I am not a financial advisor, this is not advice. This post is just for fun, I’m just a weird dude who enjoys talking about finances. For further advice, please seek a professional financial advisor. Don’t sue me.

Microspending is a relatively new term that is used to describe the small expenses or purchases that commonly come up or occur. These purchases which are normally under around $20, due to this they’re normally written off as nothing, however, they can add up drastically over time if they’re not tracked or reviewed regularly. These purchases can fall into a lot of categories, however, here are a few examples I’ve noticed:

  • Food and drink
  • Parking
  • Microtransactions
  • Subscriptions

These purchases can be super common and minor enough that you don’t think twice about them. To demonstrate the problem with that, I’ve written up a pretty reasonable scenario.

Bob’s Weekly Adventure

Bob drives into work every day for work, he knows that if he parks in a side street that is a 10 minute walk away from work he can park for free. Although he’s known this for years now, he is in the habit of parking out the front of his workplace which costs him $5 a day and skips his daily walk because he hates the sun. Bob’s work place offers decent coffee for free, but he loves the cafe that’s on the bottom level of the building so he always grabs a coffee every day. He gets his regular coffee which is $5, however on every other day (Tuesday and Thursday) the cafe has a deal to get a muffin and a coffee for $8 which always gets because muffins are fantastic and he can have that for lunch. On the other days (Monday, Wednesday and Friday), he grabs something light for lunch for $10. On weekends, Bob typically gets a coffee from a cafe near him for $5 each day, eats lunch at home but grabs dinner out both nights for $20 each night. Overall, all of these purchases seem worth it at the time and as they’re such small amounts, Bob pays without even thinking about it.

Analysis - TL;DR

So, every week Bob spends:

  • $25 on parking
  • $35 on coffee
  • $6 on muffins
  • $30 on lunch
  • $40 on dinner

That works out to $136 per week or $7,072 per year in microspending.

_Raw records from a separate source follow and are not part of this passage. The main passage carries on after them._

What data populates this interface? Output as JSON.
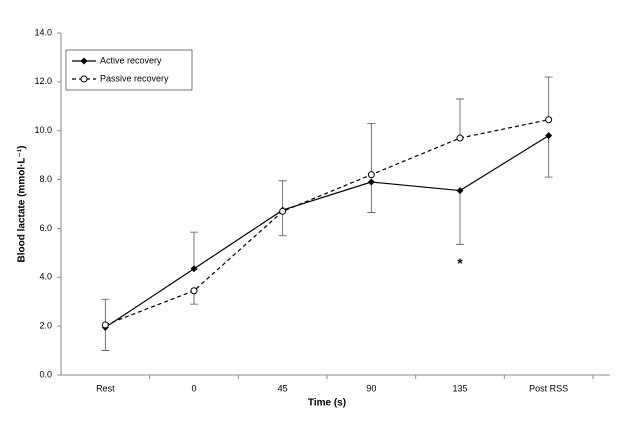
{
  "chart_data": {
    "type": "line",
    "xlabel": "Time (s)",
    "ylabel": "Blood lactate (mmol·L⁻¹)",
    "categories": [
      "Rest",
      "0",
      "45",
      "90",
      "135",
      "Post RSS"
    ],
    "series": [
      {
        "name": "Active recovery",
        "color": "#000000",
        "dash": false,
        "marker": "diamond",
        "values": [
          1.95,
          4.35,
          6.75,
          7.9,
          7.55,
          9.8
        ],
        "errors": [
          0.95,
          1.5,
          1.2,
          1.25,
          2.2,
          1.7
        ],
        "error_sides": [
          "down",
          "up",
          "up",
          "down",
          "down",
          "down"
        ]
      },
      {
        "name": "Passive recovery",
        "color": "#000000",
        "dash": true,
        "marker": "circle",
        "values": [
          2.05,
          3.45,
          6.7,
          8.2,
          9.7,
          10.45
        ],
        "errors": [
          1.05,
          0.55,
          1.0,
          2.1,
          1.6,
          1.75
        ],
        "error_sides": [
          "up",
          "down",
          "down",
          "up",
          "up",
          "up"
        ]
      }
    ],
    "annotations": [
      {
        "text": "*"
      }
    ],
    "ylim": [
      0,
      14
    ],
    "yticks": [
      {
        "value": 0,
        "label": "0.0"
      },
      {
        "value": 2,
        "label": "2.0"
      },
      {
        "value": 4,
        "label": "4.0"
      },
      {
        "value": 6,
        "label": "6.0"
      },
      {
        "value": 8,
        "label": "8.0"
      },
      {
        "value": 10,
        "label": "10.0"
      },
      {
        "value": 12,
        "label": "12.0"
      },
      {
        "value": 14,
        "label": "14.0"
      }
    ],
    "grid": false,
    "legend": "upper left"
  }
}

That already is a huge number, but if we take that one step further and say over the next 30 years Bob takes the money he’d normally spend on these small purchases and invests it into an ETF (exchange traded fund) at a conservative 6% per year, he would end up with just under $600,000 ($599,099) as a nice retirement nest egg.


Source: https://moneysmart.gov.au/budgeting/compound-interest-calculator

What to do about them?

Alright so now you know microspending is bad and easy to lose track of it, what can you do to reduce the frequency you do it?

  1. Track your spendings - When you’ve got this magic flashy card that beeps and you receive things it’s very easy to spend without acknowledging it. I’d recommend tracking your spending, at the end of the month/quarter take a look at what you’ve spent and where you’ve spent it, the occasional $5 coffee might seem like nothing at the time, but every day over a month will add up and seeing that figure might be a shock.
  2. Conciously spend - After you’ve seen how much you’ve spent this month, you should try to be concious about how often you spend on those small things. I find that if the purchase is over $50 I’ll really think about if i really need it, within reason I try to apply that same logic to the smaller purchases. That seems to help me, anyways.

How do I track my microspendings?

Currently I track my purchases using Elastic Cash, which works relatively well, however I’m sure there’s something better out there for it, but I’ve not found it yet. One of the easy and super affective ways is to export a transaction spreadsheet from your bank and visualise it all in excel.

What is the point of this post?

I wrote this to hopefully enforce the idea of how easy it is to over look small purchases, and when they’re frequent, it adds up quite drastically. If you’re trying to save more money, it’s a lot easier to reduce your spending than it is to earn more money. The intent of the post wasn’t to make you cut out all small purchase but to be more aware of the easy spending habits most people have developed and perhaps cut back on some of them to save further. I hope this has made you think twice before swiping your weird plastic card to get that sweet bean juice everyday.